EV buyers will be eligible for income-tax deduction of ₹1.5 lakh on the interest paid for loans taken to purchase electric vehicles.
There is a proposal to remove custom duty on import of specific EV components. This will be in addition to the FAME II ₹10,000 crore allocation. The FAME II allocation covers charging infrastructure and manufacturing boost. Recently, NITI Aayog had suggested banning of petrol/diesel two-wheelers below 150cc by 2025 and three-wheelers by 2023.
The announcements have been welcomed by the EV industry, which lags behind sorely because of high costs and limited charging ranges.
“As an industry, we cannot ask for more. The government has done what it could and now the onus is on the industry and service providers to make the electric vehicle dream happen,” said Dr Pawan Goenka, MD – Mahindra & Mahindra. “Electric three-wheelers are now commercially viable for fleet and commercial applications. An electric three-wheeler operator will earn more and save more per month than he/she does from an ICE engine (vehicle). Earlier, the passenger vehicles were falling short in an aggregate taxi application. But now, I think, with FAME II benefit and registration tax not happening, and if the income tax benefit applies to fleet buyers, it would definitely make overall electric vehicles viable for four-wheelers. And viability is the best way to spur demand.”
Mercedes-Benz India, too, welcomed the EV sops but raised concern over increase in custom duty on automotive parts, saying “it is not going to help create demand in the industry, which already is facing continued strong macro-economic headwinds, resulting in subdued consumer interest. The increase in custom duty, coupled with increased input costs due to fuel price hike, could lead to an increase in the price of our model range.” Mercedes-Benz also wished that there would be some inclusion of Plug-In-Hybrids, which the government had earlier cleared to move directly to pure electrics, bypassing hybrids.
The GST reduction is said to benefit electric two-wheeler makers immediately.
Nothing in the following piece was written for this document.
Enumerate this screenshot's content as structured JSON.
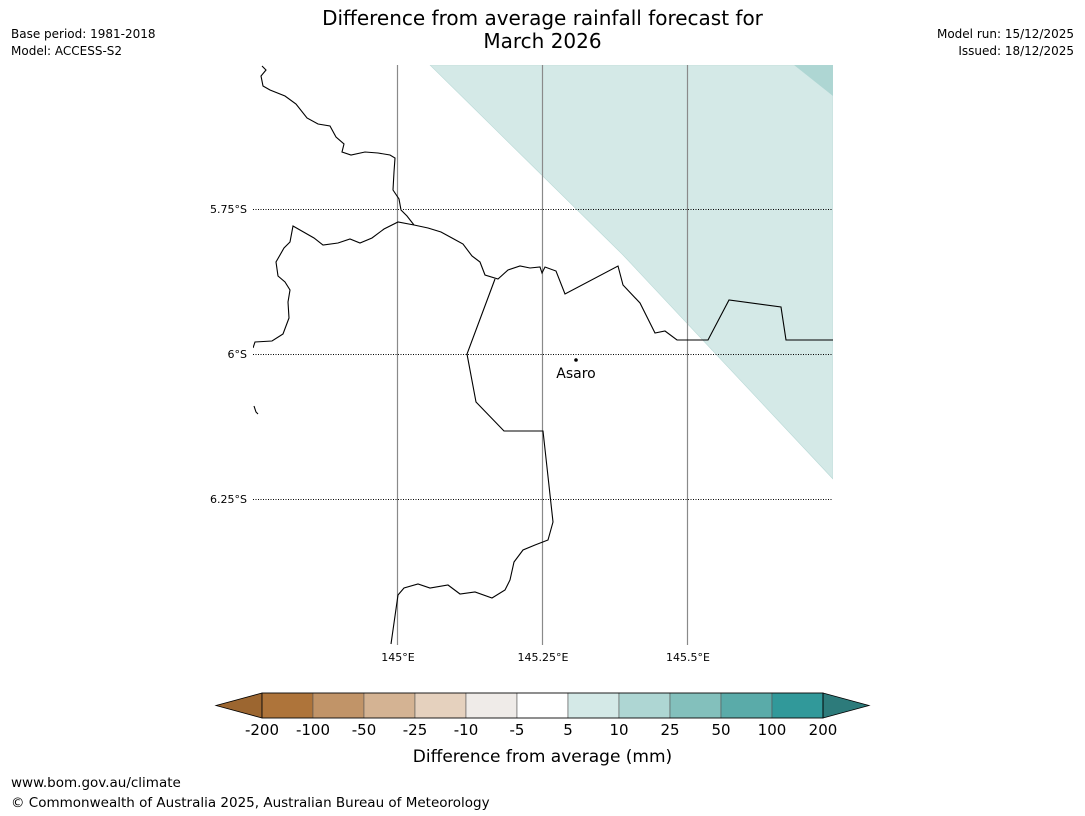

Ather Energy’s Tarun Mehta said: “Government has already moved GST Council to lower GST on EVs from 12 to 5 per cent and the additional income tax reduction is a major boost for end consumers to purchase EVs. It addresses the concern of the upfront cost of purchasing electric vehicles. This is the best example of a consumer-driven change and is also how Ather envisions the EV sector to achieve scale and growth. It now becomes imperative that OEMs chalk out plans that allows the industry to scale up and meet the demand for compelling products.”
Similarly, the moves were welcomed by local EV manufacturers Hero Electric, Revolt Motors and Okinawa Motors.